The text description of this attribute is excluded in the query. If -[ATTRIBUTE_ID] is selected, what does it signify?

TAG_NEUTRAL_PROMPT

VARCHAR(300)

The text description of this attribute is not specify in the query.

LABEL

VARCHAR(50)

The name for this Attribute on UI for display.

BORDER_CSS

VARCHAR(50)

CSS value for "border-bottom", i.e. "0.15em solid #EA3223". When an attribute group is highlighted in the document, specific elements from this CSS property will be employed for rendering.

DISPLAY_ORDER

NUMERIC

The position of this attribute group relative to others when displayed on the UI.

SUBWAY_ICON

VARCHAR(1)

A singular letter serves as the representation of this attribute group.
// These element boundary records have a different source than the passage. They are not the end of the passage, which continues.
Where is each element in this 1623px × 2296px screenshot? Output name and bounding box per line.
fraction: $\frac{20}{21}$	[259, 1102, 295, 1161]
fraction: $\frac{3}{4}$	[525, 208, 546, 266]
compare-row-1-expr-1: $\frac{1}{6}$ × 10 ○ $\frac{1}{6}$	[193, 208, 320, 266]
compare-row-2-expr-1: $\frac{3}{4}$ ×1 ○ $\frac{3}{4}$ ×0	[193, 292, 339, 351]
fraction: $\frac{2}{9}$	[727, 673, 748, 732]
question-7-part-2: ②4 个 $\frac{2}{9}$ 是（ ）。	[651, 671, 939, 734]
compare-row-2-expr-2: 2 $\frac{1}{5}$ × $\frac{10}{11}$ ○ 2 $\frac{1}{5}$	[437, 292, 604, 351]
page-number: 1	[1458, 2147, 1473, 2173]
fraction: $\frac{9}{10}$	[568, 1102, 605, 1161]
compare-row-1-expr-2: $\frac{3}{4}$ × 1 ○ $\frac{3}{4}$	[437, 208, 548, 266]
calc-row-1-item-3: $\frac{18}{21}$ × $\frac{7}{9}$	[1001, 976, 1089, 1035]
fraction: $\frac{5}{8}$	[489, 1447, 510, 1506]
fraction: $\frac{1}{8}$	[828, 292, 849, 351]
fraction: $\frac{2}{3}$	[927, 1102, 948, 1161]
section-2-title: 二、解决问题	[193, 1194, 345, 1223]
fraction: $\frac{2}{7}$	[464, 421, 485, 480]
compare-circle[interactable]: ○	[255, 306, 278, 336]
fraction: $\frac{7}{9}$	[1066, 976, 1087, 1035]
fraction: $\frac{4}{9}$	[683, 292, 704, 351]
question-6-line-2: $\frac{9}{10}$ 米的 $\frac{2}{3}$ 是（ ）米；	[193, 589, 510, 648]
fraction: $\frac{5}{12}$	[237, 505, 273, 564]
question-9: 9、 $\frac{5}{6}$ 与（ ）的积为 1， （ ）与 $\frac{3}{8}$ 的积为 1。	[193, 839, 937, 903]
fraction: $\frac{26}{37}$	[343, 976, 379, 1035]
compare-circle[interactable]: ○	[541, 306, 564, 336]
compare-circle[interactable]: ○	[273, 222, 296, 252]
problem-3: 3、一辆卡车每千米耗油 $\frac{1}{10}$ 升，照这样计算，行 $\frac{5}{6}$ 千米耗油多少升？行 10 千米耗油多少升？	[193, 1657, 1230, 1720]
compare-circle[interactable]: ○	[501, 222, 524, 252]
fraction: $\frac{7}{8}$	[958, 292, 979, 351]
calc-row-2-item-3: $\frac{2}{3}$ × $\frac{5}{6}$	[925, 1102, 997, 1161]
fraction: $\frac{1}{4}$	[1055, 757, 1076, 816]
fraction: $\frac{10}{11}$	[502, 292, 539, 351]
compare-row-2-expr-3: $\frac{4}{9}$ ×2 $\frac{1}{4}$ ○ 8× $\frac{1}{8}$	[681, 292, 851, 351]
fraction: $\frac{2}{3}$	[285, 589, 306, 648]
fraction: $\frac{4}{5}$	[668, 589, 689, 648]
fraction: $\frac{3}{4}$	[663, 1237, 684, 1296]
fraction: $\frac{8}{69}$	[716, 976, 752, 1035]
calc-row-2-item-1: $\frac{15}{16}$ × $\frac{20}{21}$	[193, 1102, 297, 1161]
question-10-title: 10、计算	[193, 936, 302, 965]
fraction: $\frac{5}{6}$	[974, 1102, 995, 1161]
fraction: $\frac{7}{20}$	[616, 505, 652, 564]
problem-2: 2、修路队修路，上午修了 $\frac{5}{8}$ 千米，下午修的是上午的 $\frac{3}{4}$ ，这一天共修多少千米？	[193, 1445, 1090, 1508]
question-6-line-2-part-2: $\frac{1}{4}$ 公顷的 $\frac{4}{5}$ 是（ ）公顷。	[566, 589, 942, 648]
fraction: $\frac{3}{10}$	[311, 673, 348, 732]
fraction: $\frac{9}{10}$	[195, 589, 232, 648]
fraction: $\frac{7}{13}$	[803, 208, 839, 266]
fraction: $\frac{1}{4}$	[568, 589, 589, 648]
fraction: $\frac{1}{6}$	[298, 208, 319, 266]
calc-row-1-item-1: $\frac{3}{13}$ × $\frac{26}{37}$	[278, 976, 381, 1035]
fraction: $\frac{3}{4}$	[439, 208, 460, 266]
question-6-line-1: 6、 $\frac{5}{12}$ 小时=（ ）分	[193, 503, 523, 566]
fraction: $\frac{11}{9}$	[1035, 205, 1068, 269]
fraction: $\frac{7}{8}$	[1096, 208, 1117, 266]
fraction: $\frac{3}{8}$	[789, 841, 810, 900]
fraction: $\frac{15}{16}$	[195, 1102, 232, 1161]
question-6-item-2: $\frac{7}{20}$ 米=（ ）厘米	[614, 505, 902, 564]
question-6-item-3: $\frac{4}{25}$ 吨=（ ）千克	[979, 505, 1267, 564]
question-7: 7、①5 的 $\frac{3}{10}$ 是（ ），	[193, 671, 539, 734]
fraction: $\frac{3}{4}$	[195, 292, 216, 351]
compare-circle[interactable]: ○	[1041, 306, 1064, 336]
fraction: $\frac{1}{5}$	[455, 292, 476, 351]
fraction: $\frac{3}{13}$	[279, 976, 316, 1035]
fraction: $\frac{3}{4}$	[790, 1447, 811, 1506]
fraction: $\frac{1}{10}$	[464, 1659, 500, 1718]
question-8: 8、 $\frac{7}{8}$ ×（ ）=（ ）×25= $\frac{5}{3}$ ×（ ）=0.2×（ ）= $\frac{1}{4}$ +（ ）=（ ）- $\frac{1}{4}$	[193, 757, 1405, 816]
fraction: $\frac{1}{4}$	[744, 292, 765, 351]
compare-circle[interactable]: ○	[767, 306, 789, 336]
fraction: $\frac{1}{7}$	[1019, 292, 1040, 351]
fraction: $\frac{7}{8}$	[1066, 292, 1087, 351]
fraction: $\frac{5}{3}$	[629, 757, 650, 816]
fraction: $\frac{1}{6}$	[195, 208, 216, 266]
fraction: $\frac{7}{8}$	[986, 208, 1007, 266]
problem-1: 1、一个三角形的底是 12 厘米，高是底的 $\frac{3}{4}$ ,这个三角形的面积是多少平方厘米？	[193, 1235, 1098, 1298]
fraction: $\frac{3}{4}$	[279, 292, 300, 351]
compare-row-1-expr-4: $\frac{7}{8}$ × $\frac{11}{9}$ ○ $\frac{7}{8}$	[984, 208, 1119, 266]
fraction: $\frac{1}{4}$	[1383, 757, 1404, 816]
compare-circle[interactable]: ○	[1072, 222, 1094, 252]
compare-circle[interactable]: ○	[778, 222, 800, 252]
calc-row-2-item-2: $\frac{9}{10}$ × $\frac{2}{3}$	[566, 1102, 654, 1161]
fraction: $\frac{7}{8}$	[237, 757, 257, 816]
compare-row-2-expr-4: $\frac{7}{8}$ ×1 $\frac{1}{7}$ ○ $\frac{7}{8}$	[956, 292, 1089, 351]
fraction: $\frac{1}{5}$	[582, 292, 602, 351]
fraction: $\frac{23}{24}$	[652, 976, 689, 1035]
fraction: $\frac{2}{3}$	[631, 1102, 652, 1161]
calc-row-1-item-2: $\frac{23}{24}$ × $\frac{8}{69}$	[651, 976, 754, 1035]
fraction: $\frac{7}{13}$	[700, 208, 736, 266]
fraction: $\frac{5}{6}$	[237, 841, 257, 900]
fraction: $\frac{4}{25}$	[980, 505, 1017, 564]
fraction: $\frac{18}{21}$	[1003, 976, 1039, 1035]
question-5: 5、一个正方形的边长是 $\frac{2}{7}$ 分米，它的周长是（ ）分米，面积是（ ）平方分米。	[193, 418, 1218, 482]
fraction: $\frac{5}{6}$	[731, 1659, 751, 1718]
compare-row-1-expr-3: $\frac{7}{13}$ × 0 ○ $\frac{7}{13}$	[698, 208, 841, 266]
This letter will appear in various locations on the UI to indicate the selection status of this group.

SUBWAY_INCLUDED_PROMPT

VARCHAR(100)

The text tooltip that appears when the cursor hovers over the icon, providing information when this attribute group is included in the query.

SUBWAY_EXCLUDED_PROMPT

VARCHAR(100)

The text tooltip that appears when the cursor hovers over the icon, providing information when this attribute group is excluded in the query.

SUBWAY_NEUTRAL_PROMPT

VARCHAR(100)

The text tooltip that appears when the cursor hovers over the icon, providing information when this attribute group is not in the query.

HIDDEN_ON_UI

BOOLEAN

Indicating whether this attribute group should be hidden on the UI.

EMERSE UI Consideration

EMERSE queries a Solr field named nlp_display within the index. When this field is populated, its contents are showcased within the NLP Detail section. This functionality proves invaluable when a user’s NLP tool generates supplementary content, such as summaries or abstracts, based on the original document.

Additionally, users have the option to establish distinct Solr fields dedicated to storing NLP outputs. This enables the configuration of these fields as query filters, facilitating more refined search capabilities.